Cicerone rifiuta di essere catalogato come asiano e si mette in una posizione intermedia definita rodiense. Il modello rodiense gli permette di spaziare da quello asiano a quello attivista ritornando all’ampiezza espositiva di Demostene cui si ispira. E’ chiaro che Cicerone forza il dibattito in suo favore perché il modello rodiense non è altro che una forma di arianesimo temperato. Il fatto che Bruto non condividesse le sue idee era un cruccio per Cicerone, infatti, lo colloca come protagonista sia del Brutus che dell’Orator e non fa emergere il suo vero pensiero ma gli attribuisce un consenso che non era vero. Storicamente il pensiero attivista prevalse su quello asiano.
L’Orator, scritto nella seconda metà del 46, riprende in forma epistolare ed è un'opera dedicata a Bruto, riprendendo molti dei temi già trattati nel De oratore, riprendendo il discorso sugli stili, sulla figura del perfetto oratore e sulla teoria dei numeros (struttura ritmica del periodo Ai registri stilistici corrispondono i tre officia dell'oratore: probare, delectare, flectere (dimostrare, divertire, convincere). Cicerone parla anche del numerus cioè le regole che fanno evitare suoni sgradevoli e cacofonici e disporre armonicamente le parole all’interno di una frase.

Opere politiche
La trattatistica politica era un ramo specializzato della filosofia, infatti, i tarattati politici antichi si devono a Platone ed Aristotele. La separazione tra opere filosofiche e politiche è solo strumentale ma ugualmente significativa.
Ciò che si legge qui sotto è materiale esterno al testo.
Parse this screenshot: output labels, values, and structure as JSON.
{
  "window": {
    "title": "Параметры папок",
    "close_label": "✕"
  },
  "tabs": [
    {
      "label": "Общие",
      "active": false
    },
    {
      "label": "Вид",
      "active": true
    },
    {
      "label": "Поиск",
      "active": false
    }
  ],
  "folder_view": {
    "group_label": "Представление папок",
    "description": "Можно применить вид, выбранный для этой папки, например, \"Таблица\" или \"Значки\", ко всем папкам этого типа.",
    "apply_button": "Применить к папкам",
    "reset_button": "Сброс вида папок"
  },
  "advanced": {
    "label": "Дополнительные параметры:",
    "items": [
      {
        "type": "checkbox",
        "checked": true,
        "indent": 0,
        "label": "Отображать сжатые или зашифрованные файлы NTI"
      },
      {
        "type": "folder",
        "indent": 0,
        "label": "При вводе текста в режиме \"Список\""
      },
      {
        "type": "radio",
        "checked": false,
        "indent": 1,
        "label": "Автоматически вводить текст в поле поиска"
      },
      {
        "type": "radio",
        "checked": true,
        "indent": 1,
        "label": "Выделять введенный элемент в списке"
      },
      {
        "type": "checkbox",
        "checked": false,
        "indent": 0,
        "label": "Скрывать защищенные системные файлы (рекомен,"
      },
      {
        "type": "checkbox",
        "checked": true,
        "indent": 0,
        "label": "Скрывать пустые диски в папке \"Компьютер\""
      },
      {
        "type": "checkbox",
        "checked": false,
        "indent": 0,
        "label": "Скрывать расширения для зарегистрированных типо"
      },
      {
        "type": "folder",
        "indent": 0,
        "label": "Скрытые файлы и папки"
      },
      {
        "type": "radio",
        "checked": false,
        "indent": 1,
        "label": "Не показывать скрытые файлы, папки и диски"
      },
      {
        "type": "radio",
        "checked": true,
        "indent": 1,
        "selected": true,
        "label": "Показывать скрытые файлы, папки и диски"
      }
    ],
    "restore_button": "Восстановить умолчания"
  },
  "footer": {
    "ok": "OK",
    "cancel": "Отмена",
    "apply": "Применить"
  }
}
Cicerone gia nell’87 aveva seguito le lezioni di Fedro epicureo e di Filone di Larissa. Tra il 79 e il 77 si recò ad Atene dove ascoltò Fedro, Antioco di Ascalone e Zenone. A Rodi aveva frequentato Posidonio e, tornato a Roma, divenne amico di Filodemo e Sirone.
Nonostante questa passione, Cicerone inizia a dedicarsi all’attività filosofica dopo i 50 anni, quando compone De re publica e De re legibus. Egli considerava le attività pubbliche superiori a quelle intellettuali, infatti, si dedicò alla filosofia solo dopo essere stato espulso dall’attività politica attiva. Gli argomenti prescelti sono comunque di carattere istituzionale e politico: natura dello stato e miglior governo, leggi e magistratura. Dietro questi problemi c’è quello della giustizia perché, secondo Cicerone, i valori politici vanno fondati su quelli etici.
La sua opera nasce nell’osservare il degrado della vita politica romana si impegna in una riflessione sulla natura dello Stato e delle leggi che investe anche gli avvenimenti di quel tempo.
Egli vuole riaffermare i valori della legalità e della giustizia che sembrano calpestati dalla demagogia politica. Il modello seguito è quello di Platone che aveva scritto una Politeia e dei Nomoi in forma dialogica ma mentre il discorso di Platone è teorico, quello di Cicerone è strettamente legato alla politica contemporanea.
DE RE PUBLICA: Scritto fra il 54 e il 51, è un dialogo in sei libri. Il dialogo si svolge nel 129 tra Scipione l'Emiliano e l'amico Lelio, Scevola l’Augure e altri personaggi
Nei primi due libri si affronta la quaestio sulla migliore forma di governo.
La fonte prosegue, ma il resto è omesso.